Our study was not set up to explore hunting pressure directly, e.g. through separate covariates for raw numbers of total hunters per district and physical accessibility of the landscape. Instead, we used a published metric—which we refer to as “hunting accessibility”—that shows landscape accessibility adjusted for coarse estimates of plausible hunter density10. A higher metric score indicates higher hunting accessibility, and vice versa10. Despite measures of physical accessibility incorporated into the hunting accessibility metric, the metric was not highly correlated with any of our ecological covariates at a level above |0.4|68. While this metric also accounts for the relative human population in a given area10, it is unable to capture cultural influences within the local populations engaging in hunting in that area, which is influenced by ethnicity and religion6. Alongside hunting accessibility, we included the covariate “pig-hunting group” (see above), thereby incorporating Indigenous, Christian pig-hunting practices into our models. We also included an interaction term for pig-hunting group and hunting accessibility, which tests whether the level of one of these covariates influences the impact of the other on pig occupancy. As with ecological covariates, we standardized social covariates to allow for ready comparison of coefficients.

Detection covariates

We used percent of non-tree vegetation cover67 and effort as our predictors for detection.

Non-tree vegetation cover can block a pig from view and thereby inhibit the ability of a given camera to detect a passing pig. Including effort, using the package ‘unmarked’70, as a detection covariate in occupancy models allowed us to correct for variable sampling effort, per trap and occasion window. As with ecological and social covariates, we standardized detection covariates to allow for ready comparison of coefficients.
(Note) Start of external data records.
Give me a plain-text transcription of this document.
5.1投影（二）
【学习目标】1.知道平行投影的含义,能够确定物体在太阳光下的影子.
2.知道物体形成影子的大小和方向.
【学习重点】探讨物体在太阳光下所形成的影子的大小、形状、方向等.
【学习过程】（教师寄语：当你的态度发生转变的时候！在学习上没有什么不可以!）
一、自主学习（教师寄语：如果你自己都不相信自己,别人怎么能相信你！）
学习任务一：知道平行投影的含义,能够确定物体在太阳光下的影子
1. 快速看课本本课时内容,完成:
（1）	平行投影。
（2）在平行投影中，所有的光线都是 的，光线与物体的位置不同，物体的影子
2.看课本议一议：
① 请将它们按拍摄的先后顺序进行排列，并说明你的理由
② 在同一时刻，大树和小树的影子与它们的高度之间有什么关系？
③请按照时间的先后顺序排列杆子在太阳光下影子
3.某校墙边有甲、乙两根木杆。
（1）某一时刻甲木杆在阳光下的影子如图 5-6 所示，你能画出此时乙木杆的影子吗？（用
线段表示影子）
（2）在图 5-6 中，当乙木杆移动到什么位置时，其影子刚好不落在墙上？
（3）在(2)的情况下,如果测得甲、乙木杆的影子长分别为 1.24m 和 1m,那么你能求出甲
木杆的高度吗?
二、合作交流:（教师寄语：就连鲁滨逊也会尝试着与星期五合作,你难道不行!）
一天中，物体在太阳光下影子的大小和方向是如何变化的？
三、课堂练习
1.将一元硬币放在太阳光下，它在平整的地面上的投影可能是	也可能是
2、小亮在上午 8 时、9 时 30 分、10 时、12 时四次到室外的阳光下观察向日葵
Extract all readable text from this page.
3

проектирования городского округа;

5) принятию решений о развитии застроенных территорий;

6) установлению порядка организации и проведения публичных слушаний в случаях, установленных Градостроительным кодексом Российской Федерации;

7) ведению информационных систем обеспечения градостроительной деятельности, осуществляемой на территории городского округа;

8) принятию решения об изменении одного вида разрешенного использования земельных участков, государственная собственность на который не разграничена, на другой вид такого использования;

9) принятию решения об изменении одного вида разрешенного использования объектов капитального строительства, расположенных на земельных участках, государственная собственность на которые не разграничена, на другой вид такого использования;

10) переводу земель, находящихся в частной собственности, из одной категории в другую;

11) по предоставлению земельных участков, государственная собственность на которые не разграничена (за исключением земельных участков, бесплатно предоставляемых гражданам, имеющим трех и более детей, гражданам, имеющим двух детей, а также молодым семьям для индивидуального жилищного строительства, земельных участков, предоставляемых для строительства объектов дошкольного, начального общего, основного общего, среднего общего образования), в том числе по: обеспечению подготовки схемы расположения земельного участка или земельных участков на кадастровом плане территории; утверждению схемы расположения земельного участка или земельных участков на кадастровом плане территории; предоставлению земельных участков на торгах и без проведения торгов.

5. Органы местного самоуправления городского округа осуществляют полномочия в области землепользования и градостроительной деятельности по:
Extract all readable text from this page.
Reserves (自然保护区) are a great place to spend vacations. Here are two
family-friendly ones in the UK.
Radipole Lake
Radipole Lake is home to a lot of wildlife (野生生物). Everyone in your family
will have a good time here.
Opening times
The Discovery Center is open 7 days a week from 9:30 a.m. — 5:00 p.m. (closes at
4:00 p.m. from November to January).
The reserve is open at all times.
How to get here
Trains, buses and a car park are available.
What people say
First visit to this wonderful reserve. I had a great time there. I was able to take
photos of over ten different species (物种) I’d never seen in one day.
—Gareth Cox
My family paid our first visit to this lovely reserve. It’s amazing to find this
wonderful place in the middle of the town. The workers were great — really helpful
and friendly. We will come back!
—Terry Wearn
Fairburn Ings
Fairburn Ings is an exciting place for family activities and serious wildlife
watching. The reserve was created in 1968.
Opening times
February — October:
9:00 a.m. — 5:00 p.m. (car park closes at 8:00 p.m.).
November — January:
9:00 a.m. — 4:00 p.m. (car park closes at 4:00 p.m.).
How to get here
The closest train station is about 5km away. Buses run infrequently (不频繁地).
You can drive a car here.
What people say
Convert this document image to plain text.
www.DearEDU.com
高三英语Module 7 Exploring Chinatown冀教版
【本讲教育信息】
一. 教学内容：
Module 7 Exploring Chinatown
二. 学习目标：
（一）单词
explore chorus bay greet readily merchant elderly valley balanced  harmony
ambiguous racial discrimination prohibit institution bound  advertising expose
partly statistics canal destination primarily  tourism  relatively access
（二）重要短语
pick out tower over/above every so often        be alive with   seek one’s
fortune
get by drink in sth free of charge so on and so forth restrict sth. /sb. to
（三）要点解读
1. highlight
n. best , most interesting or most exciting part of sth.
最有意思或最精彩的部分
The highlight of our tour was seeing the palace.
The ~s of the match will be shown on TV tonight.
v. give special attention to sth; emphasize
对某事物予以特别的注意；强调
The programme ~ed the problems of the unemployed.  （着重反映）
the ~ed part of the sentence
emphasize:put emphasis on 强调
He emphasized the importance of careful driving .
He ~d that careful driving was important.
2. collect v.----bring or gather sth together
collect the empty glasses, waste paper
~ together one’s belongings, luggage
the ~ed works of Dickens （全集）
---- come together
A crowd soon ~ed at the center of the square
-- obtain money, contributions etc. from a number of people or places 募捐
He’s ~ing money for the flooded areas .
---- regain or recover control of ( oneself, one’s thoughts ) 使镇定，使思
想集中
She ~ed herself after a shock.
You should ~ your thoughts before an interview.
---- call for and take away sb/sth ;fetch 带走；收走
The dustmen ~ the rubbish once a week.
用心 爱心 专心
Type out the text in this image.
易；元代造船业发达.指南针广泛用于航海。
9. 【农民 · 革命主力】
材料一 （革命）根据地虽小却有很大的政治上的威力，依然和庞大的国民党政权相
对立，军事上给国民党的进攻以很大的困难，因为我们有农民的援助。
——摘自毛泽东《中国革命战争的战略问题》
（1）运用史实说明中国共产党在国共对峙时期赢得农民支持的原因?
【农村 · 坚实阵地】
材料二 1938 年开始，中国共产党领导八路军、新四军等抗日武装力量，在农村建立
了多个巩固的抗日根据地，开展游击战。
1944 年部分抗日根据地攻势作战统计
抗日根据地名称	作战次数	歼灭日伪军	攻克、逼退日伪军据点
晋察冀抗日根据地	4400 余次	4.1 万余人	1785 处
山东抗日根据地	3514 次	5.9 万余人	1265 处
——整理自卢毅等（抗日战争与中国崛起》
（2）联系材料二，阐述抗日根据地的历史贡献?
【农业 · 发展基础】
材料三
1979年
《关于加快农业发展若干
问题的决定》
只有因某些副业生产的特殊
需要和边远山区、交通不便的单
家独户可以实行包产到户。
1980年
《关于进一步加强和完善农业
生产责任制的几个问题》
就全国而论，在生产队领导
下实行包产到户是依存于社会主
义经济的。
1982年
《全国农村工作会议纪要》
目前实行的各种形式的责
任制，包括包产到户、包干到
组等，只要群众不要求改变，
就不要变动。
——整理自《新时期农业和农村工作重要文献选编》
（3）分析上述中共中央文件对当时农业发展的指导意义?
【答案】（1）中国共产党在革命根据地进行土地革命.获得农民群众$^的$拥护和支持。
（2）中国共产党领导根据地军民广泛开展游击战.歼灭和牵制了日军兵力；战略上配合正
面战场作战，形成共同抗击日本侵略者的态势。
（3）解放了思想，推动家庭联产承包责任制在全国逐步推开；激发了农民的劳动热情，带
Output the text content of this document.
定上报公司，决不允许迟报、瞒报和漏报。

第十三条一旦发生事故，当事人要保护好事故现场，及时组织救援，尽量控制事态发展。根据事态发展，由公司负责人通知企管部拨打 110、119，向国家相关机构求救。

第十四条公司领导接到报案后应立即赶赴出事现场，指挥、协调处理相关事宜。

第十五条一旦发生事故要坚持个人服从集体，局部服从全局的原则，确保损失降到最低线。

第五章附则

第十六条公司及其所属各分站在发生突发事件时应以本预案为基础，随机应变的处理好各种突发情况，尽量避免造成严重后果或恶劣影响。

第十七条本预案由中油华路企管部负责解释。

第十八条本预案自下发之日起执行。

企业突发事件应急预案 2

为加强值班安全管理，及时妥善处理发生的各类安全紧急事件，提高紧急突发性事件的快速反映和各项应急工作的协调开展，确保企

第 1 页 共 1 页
Occupancy modeling approach

We fitted one single-season occupancy model for all the data from 2010, 2012, and 2014. However, given the long-distance movements for which the bearded pig is known24,25,44, detections of bearded pigs cannot be considered independent and their populations cannot be considered closed71. Therefore, model-estimated occupancy results for species in this situation should be interpreted as probability of site use rather than true occupancy72,73.

We ran models using the packages ‘unmarked’70 and ‘camtrapR’74 in R version 3.6.069. We used a seven-day sampling occasion window, corrected for sampling effort per trap and per occasion within the ‘camtrapR’ package74. We then used the ‘dredge’ function75 in R version 3.6.069 to identify top models according to Akaike’s Information Criterion values, adjusted for small sample sizes (AICc). Models within <2 ΔAICc of the top model were considered to be competing models76. We model-averaged competing models. We used the function ‘confint()’ to calculate 95% confidence intervals for coefficients69. To visualize the interaction between pig-hunting group and hunting accessibility, we created an interaction plot prediction (repeated 267 times) using packages ‘ggplot2’ and ‘AICcmodavg’77,78.